My Life is Exploding & Boba Fett Ukulele


First and foremost, go give the SSA money.  They are the best, they deserve at least five of your earth dollars.

The timing of my getting a blog here is not totally ideal — I’ve had to abandon my house and move in with my mother because I’m allergic to it, I have to be out entirely and into a new house by the end of the month, I’m coming up against the final deadline for a class, I’m leaving Thursday for 10 days of traveling, and I’m about to start another class.  I don’t know if you’ve ever been massively sick with allergies, but I can tell you that it’s not good for productivity or creating a will to live.

How I've felt for 3 weeks

So, this spot may just end up hosting various and sundry not terribly deep things for the next two weeks, including pretty travel pictures, links to interesting things, and perhaps a few things I dig up from the vault.  I scheduled this post ahead of time to prevent myself from blogging at all today so that I will get some work done.  We’ll see how that goes.

My Life is Exploding & Boba Fett Ukulele

6 thoughts on “My Life is Exploding & Boba Fett Ukulele

  1. 1

    Sorry to hear about your house.

    Hopefully whatever your body’s allergic to won’t move with your stuff. We ended up with a box of clothes that had…something on them. Whenever the box was opened, severe sneezing would soon follow.

    We ended up getting rid of the box.

  2. 2

    Much suck about the house. I hope it will work out ultimately.

    As to the song, I like it and you do it well, but I don’t get the love people have for Boba Fett. He really didn’t do much other than call Darth Vader, let the Imperial army do the actual capturing of Han, then get killed, and I can’t stress this enough, by a blind guy. Seriously, the most badass bounty hunter in the galaxy was taken out by accident while trying to aim at somebody five feet away by a person with a stick and no ability to determine more than light from dark. Not impressed by this at all and not sure why other people are.

    1. 2.1

      This song was the only thing I liked about Boba Fett for a very long time. When I was first getting into Star Wars, I was always really pissed off because I loved Princess Leia and there was almost no merchandise for her — it was all of the boys, especially Boba Fett. He was in the film series a fraction of the time Leia was in it and yet he had three times as many toys and so on. SO ANGRY

    2. 2.2

      I agree that Boba Fett is over- hyped and, from what I recall, George Lucas did too at one point. I think the level of fandom around Fett started with the toy line. The toys related to the first movie in the late 70’s included a Boba Fett figure that was only available by sending in so many proofs of purchase from other toys in the line. The thing was, the one and only scene Fett would have been in was cut out of the first movie so to most people Fett was just this mysterious character that no one knew anything about, but you had to do more than just go to the store to get the toy.
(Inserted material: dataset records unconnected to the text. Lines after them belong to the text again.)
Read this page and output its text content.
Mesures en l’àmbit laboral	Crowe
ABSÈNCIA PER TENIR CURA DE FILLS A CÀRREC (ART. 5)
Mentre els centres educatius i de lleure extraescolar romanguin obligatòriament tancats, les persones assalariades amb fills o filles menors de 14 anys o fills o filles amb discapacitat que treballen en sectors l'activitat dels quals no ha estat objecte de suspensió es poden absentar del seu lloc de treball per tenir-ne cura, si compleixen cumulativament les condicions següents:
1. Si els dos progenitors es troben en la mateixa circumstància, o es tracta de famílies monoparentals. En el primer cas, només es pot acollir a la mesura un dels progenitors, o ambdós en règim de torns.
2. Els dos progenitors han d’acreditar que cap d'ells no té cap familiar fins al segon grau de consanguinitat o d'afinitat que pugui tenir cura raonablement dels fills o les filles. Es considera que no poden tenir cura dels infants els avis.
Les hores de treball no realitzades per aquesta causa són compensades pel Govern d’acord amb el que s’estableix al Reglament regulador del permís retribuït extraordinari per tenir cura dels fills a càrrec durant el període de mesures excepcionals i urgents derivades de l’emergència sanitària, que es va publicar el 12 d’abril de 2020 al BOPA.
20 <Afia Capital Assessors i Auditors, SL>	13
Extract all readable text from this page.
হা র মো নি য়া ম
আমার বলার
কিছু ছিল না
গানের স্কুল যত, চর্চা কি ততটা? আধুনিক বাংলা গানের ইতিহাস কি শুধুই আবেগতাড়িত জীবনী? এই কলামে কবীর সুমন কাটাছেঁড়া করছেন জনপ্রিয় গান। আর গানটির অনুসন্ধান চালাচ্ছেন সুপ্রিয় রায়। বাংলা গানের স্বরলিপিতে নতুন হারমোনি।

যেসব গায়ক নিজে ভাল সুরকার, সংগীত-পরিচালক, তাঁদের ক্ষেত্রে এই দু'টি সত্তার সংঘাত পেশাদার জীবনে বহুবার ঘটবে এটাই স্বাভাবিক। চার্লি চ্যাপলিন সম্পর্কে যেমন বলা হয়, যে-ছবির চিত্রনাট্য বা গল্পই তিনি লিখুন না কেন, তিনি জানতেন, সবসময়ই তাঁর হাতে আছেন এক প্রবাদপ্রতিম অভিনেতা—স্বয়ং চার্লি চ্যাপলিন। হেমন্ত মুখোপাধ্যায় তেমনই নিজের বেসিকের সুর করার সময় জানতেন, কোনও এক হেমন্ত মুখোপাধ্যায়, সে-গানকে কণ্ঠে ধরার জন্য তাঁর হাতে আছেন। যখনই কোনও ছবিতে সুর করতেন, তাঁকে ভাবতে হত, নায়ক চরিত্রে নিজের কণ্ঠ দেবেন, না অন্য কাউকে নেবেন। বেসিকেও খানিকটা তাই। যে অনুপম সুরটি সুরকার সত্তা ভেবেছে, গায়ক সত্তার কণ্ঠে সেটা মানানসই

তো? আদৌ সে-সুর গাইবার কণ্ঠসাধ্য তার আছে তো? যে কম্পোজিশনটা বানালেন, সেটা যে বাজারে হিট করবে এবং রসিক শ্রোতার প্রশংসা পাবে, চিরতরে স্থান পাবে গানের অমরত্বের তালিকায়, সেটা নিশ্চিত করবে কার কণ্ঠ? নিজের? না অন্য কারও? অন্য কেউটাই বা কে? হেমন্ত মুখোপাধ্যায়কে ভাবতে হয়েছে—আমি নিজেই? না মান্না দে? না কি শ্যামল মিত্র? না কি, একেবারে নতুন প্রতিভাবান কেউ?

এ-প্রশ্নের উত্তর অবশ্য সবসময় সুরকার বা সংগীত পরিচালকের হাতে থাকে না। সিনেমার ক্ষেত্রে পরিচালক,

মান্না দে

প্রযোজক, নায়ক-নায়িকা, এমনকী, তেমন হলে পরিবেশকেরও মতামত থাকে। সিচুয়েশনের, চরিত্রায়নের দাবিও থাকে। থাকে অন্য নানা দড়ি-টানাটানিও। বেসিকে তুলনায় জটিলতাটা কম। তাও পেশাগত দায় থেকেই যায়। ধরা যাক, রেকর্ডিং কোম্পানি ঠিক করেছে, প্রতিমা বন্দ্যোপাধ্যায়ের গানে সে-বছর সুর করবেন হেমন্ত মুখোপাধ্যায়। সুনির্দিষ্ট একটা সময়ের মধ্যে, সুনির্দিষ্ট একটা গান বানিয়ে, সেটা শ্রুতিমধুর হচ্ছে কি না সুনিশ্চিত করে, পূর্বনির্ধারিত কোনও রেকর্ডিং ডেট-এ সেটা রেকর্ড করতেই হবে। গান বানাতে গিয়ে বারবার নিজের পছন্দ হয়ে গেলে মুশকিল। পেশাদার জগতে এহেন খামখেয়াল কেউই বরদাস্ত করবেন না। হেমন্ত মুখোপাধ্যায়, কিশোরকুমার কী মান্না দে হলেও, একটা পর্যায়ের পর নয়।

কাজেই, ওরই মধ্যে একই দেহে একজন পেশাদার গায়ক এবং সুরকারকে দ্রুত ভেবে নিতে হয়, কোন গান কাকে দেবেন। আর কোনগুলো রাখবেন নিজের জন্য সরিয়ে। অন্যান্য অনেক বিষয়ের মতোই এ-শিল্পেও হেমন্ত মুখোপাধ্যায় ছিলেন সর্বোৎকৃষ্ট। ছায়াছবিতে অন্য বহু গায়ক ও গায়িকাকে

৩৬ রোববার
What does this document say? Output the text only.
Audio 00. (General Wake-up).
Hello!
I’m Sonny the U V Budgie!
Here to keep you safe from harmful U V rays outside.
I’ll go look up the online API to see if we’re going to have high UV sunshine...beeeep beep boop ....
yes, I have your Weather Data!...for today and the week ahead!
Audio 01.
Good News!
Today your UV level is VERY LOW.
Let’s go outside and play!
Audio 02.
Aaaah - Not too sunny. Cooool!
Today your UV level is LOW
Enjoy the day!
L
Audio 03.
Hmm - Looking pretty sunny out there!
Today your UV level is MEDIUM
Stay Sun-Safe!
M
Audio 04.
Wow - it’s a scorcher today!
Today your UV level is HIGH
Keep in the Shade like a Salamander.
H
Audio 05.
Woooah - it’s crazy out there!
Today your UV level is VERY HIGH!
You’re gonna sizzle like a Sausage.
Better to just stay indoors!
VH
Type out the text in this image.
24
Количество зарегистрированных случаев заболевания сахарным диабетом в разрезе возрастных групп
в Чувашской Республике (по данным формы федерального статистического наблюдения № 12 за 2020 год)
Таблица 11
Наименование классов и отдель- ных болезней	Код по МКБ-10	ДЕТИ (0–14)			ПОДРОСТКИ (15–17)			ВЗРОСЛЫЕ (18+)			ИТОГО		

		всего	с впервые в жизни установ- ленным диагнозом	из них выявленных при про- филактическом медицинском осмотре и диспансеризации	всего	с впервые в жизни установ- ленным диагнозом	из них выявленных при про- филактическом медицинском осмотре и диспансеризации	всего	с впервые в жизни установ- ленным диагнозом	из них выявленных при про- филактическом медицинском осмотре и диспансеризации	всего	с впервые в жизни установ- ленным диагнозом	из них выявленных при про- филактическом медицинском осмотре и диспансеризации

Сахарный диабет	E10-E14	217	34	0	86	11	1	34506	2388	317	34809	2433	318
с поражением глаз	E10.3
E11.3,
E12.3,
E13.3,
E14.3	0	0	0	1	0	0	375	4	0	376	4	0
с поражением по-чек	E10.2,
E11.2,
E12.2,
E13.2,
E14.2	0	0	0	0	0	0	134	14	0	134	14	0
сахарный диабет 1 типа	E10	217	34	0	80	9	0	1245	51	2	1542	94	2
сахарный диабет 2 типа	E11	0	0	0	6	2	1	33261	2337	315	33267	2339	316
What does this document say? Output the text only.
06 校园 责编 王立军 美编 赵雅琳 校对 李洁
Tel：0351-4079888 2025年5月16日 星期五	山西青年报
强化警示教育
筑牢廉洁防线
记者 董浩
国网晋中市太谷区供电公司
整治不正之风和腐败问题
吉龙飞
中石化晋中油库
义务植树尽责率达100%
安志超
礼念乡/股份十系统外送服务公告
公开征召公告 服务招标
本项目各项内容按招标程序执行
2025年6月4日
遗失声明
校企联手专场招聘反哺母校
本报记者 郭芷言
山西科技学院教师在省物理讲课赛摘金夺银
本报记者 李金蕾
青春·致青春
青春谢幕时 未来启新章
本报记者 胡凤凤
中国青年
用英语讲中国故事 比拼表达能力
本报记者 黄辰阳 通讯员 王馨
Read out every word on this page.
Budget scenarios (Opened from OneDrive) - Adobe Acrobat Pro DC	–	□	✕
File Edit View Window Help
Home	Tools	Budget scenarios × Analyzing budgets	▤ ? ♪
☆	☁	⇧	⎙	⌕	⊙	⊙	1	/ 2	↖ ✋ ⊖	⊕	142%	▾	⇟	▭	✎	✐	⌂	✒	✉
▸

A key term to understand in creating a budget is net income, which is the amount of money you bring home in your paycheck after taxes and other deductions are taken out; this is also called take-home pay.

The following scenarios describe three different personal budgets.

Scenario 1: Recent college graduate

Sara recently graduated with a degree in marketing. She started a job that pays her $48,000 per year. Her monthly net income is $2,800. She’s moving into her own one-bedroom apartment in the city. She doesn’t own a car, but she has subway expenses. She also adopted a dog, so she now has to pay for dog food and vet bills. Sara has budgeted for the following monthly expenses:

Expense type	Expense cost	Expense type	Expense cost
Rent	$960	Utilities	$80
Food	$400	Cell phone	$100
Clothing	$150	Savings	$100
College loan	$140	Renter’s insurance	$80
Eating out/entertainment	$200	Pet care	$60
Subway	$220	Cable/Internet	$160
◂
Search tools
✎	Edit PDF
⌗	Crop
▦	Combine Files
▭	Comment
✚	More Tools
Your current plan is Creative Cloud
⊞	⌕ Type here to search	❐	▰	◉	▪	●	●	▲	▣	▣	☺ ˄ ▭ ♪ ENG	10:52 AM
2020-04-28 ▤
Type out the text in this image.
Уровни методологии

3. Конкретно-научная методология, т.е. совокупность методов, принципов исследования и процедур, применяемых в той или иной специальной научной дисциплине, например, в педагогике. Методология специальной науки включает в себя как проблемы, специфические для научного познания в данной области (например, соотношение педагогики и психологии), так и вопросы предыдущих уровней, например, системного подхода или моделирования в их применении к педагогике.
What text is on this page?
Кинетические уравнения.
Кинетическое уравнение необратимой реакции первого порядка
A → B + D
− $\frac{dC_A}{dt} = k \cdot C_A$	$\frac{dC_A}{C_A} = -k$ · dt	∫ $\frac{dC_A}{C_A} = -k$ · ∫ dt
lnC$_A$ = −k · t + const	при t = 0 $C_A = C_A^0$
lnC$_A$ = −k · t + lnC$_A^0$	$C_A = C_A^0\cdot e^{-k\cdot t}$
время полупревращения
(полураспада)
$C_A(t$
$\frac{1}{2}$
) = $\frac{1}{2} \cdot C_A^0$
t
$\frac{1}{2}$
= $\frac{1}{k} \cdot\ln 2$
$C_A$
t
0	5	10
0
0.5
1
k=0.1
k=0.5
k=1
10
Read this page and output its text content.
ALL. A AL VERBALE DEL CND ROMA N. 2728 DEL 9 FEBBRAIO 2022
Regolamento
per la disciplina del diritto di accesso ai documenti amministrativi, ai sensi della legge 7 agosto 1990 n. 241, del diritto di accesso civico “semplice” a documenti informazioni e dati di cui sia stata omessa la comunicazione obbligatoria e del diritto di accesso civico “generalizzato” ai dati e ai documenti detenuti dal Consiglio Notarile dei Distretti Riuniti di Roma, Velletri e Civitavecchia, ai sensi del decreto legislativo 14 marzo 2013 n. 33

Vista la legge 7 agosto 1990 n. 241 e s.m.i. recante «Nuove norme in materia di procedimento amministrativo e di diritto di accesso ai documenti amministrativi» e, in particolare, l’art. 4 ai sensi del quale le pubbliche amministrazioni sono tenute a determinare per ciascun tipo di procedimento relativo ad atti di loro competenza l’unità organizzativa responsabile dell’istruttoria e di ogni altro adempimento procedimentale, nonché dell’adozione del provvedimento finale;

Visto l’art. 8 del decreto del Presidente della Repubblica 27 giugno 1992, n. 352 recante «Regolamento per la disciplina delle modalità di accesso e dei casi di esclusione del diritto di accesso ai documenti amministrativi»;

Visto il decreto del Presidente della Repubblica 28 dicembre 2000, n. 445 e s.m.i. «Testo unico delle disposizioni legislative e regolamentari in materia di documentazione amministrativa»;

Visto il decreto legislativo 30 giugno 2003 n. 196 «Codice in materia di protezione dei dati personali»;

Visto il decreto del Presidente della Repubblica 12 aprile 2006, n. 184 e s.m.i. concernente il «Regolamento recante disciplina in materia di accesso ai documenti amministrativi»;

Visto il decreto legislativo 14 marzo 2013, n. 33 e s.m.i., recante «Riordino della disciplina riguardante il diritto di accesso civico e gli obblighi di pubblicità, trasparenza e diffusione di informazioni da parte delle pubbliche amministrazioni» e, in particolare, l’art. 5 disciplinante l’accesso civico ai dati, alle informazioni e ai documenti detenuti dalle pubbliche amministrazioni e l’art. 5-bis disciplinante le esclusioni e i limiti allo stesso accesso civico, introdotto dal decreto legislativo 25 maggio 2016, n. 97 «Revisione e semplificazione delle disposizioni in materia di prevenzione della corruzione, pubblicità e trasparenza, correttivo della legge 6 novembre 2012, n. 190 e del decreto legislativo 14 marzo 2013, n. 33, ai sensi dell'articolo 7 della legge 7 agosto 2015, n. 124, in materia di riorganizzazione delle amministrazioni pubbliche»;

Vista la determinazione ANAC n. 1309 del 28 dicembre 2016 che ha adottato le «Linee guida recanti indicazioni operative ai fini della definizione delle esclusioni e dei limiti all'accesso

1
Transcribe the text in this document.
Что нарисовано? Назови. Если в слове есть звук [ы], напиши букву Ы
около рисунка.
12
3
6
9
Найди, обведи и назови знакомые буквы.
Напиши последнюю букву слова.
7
      Then we get Empire Strikes Back where we get to see Fett and the first thing is Vader telling him “No disintegrations!” and Fett’s response was basically “Yeah, yeah whatever, dude.” He later gives Vader something of a backtalk with his “He’s no good to me dead” line. So by now we have a mysterious character that apparently disintegrates people (perhaps for sh!ts and giggles) and can easily get away with giving Vader a bit of lip. Sure he gets punked, through slap- stick comedy at that, by a blind guy in the next movie but Han did seem pretty terrified at the prospect of Fett within his immediate vicinity.

      Also note that Chewbacca, a pretty fearsome Wookiee, didn’t exactly hop over and do anything about Fett being dangerously close, leaving his only role in the matter to a simple “Dude, is that Boba Fett behind you?” to Han.

        1. It does look badass, yes. But is it functional? I mean, it’s armor, right? Meaning it’s supposed to be hit on the outside so you’re safe on the inside. But it’s not too useful when hitting it on the outside causes the jet pack to randomly fire, crashing you into a pleasure ship and sending you careening into a giant Freudian space vagina.